Karya ini diterbitkan atas izin NovelToon Gledekzz, isi konten hanyalah pandangan pribadi pembuatnya, tidak mewakili NovelToon sendiri
Ch ~
Lily berjalan keluar dari kamar mandi dengan langkah ragu. Rambutnya masih sedikit basah, dan pakaiannya masih sama seperti yang ia kenakan sejak semalam, terasa lembap di beberapa bagian. Meskipun air hangat tadi berhasil mengusir rasa lelah dari tubuhnya, pikirannya masih kalut.
Begitu ia keluar, Zhen sudah duduk di sofa, terlihat santai sambil memegang sebuah koran. Ia tampak tidak terlalu peduli, tetapi begitu Lily muncul, matanya langsung terangkat. Sorot matanya tajam, seolah menilai sesuatu.
Lily langsung merasa tidak nyaman.
Zhen melipat korannya perlahan, meletakkan di meja di sampingnya. "Ganti pakaianmu."
Lily mengerjap. "Apa?"
Zhen menggerakkan dagunya ke arah meja di dekat Lily. Lily mengikuti arah tatapan Zhen dan melihat sebuah paper bag berwarna krem dengan tali hitam yang tampak elegan.
"Pakailah itu," ucap Zhen tanpa basa-basi.
Lily menggigit bibir bawahnya, menatap paper bag itu dengan ragu. "Saya bisa menggunakan pakaian saya sendiri."
Zhen menatap Lily dengan ekspresi datar. "Kau pikir aku akan membiarkanmu bertemu keluargaku dengan pakaian seperti itu?"
Lily menunduk, melihat pakaiannya yang sudah kusut. Ia tahu Zhen benar, tapi tetap saja, ia enggan menurut begitu saja.
"Saya tidak perlu pakaian ini. Saya bisa—"
"Jangan membantah," potong Zhen. "Kalau kau pikir aku akan membiarkanmu berdiri di hadapan keluargaku dengan pakaian yang bahkan tidak pantas dipakai untuk tidur, kau salah besar."

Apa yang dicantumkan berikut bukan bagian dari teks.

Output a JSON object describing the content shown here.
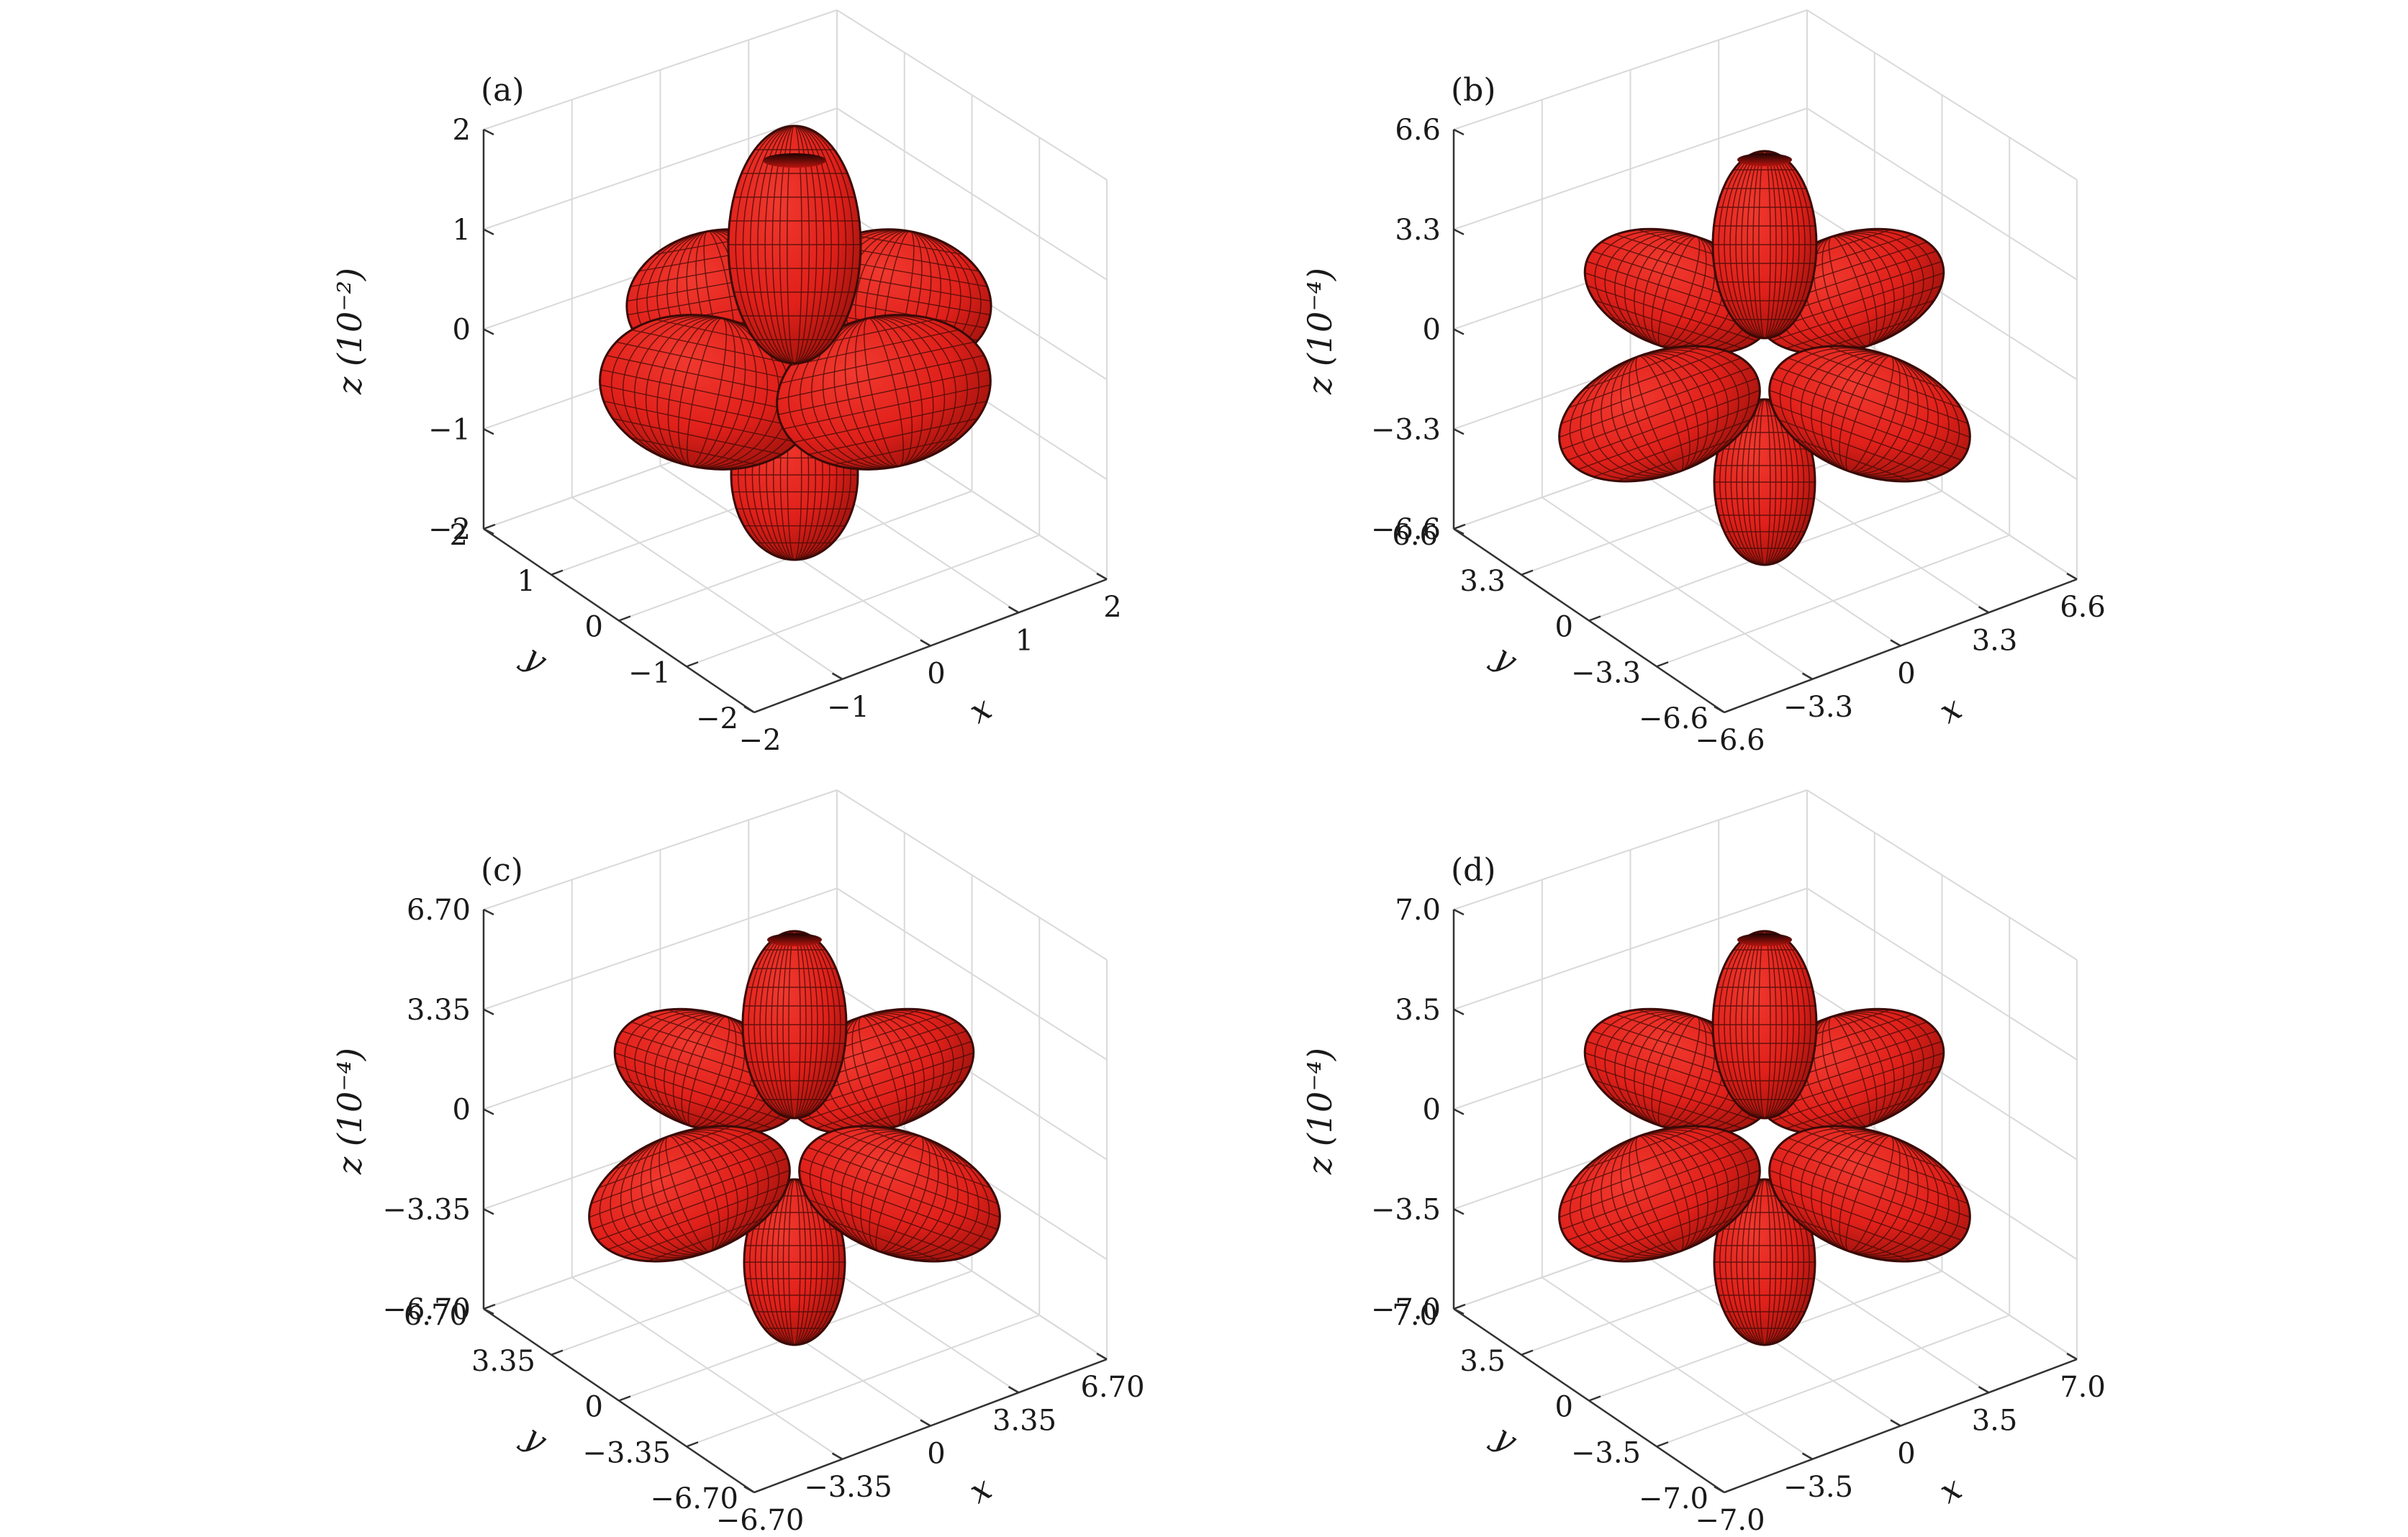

Lily menghela napas pelan. "Aku tidak nyaman menggunakan pakaian pilihan orang lain."
Zhen menatap Lily sebentar, lalu menyandarkan tubuhnya ke sofa. "Begitu?" gumamnya pelan, lalu menyilangkan kakinya dengan santai. "Kau mau masuk ke ruang makan dengan pakaian yang kusut dan rambut berantakan? Kalau begitu, aku tidak akan melarang."
Lily menegang. "Saya tidak bilang begitu—"
"Kalau begitu, berhenti membuang waktuku dan ganti pakaian."
Nada suaranya begitu tenang, tapi penuh tekanan. Lily tahu Zhen tidak akan menerima penolakan. Dengan enggan, ia akhirnya meraih paper bag itu dan berjalan kembali ke kamar mandi.
Zhen memperhatikan Lily dengan ekspresi puas. Tatapannya mengikuti Lily sampai wanita itu menghilang di balik pintu.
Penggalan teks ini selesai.